As someone who has completed an apprenticeship as a plumber and is now a third-year student nurse there are a few things about the recent discussion that have annoyed me. The first is the view that by paying nurses during work placement it will set them back and make them apprentices again. What people need to remember is that apprentices are paid while working and during their block placements. No one is making the argument that nurses should be paid while in college or university. Regardless of pay, nurses will still be required to complete a Level 8 degree in four years so that point is moot. The second point is that of people who think student nurses are not supposed be working while on placement and that they should just be shadowing a nurse. The whole point of placement is hands-on working practice. Student nurses work the same hours as regular staff and carry out most of the same duties. If people think that students shouldn’t be paid then fair enough but don’t cheapen what they do or how hard they work by saying there isn’t a requirement on them to work as part of the team while there.

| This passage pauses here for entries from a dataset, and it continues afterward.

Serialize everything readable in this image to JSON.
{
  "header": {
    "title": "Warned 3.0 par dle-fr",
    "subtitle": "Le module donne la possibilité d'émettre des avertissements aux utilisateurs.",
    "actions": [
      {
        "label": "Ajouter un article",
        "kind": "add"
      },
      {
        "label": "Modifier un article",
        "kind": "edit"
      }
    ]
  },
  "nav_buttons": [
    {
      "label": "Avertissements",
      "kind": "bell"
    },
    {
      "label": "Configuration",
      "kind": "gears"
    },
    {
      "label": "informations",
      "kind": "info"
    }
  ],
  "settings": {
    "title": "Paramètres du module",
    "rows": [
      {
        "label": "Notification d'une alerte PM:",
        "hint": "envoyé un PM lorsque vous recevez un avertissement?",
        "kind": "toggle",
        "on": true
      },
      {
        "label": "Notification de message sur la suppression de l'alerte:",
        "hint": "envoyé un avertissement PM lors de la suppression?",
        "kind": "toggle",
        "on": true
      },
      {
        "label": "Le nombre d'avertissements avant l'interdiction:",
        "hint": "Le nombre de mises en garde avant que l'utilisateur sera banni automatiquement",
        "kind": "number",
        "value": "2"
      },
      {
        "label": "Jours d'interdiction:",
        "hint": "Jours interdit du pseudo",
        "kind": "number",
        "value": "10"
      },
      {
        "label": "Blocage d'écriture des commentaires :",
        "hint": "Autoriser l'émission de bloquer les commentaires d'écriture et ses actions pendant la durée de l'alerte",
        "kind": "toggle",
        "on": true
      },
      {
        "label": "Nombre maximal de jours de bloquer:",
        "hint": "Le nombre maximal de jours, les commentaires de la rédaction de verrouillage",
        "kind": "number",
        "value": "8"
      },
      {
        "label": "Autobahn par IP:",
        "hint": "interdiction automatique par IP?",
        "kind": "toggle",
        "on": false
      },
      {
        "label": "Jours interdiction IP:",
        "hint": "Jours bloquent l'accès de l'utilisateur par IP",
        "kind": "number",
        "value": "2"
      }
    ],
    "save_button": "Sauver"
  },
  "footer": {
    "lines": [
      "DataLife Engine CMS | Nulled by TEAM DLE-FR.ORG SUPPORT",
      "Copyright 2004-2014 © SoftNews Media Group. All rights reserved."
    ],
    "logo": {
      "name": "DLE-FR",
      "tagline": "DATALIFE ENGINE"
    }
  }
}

How else are we to learn if we are not exposed to carrying out our duties in realistic conditions? We are expected to be able to make informed decisions be it first thing in the morning or 12 hours into a shift when we’re tired.

Lesley Anne McLoughlin

I am a mature psychiatric nursing student in my fourth year, starting as an intern in January. I have three children and I worked as a healthcare assistant for seven years before deciding to pursue my nursing degree. I will have a considerable wage cut when I finally qualify next year. This is my main concern. I have been working through the pandemic. I tried to change my placement hours last year and when I asked it couldn’t happen because the ward was so short and I was making up the numbers on the ward. I believe 100 per cent that third year students and fourth year students should definitely be paid. I also believe that when we qualify that our responsibilities outweigh that of a healthcare assistant especially when you qualify with previous healthcare experience. Our starting wage should be reconsidered.

Esther Kandiwa

Dublin

In September 2017, I started my path on the journey to becoming a nurse. I started a nursing degree as a lone parent of three with full fees to pay due to being a non-EEA national and not being eligible for Susi or other financial supports. I have now made it to fourth year of my nursing degree. I have paid nearly €8,000 in college fees every year since 2017. I have worked so many jobs to get me to where I am now, these jobs were all in healthcare through recruitment agencies to pay for my fees and to financially support my family and I throughout my studies. Unfortunately, earlier this year while working in a hospital I contracted Covid-19 which resulted in many weeks without work or any State support.

I have worked so hard to get this far. I love nursing, I am a caring and empathetic person and finishing my degree would be life changing for my family and I. I believe the pay and allowances for student nurses has to change.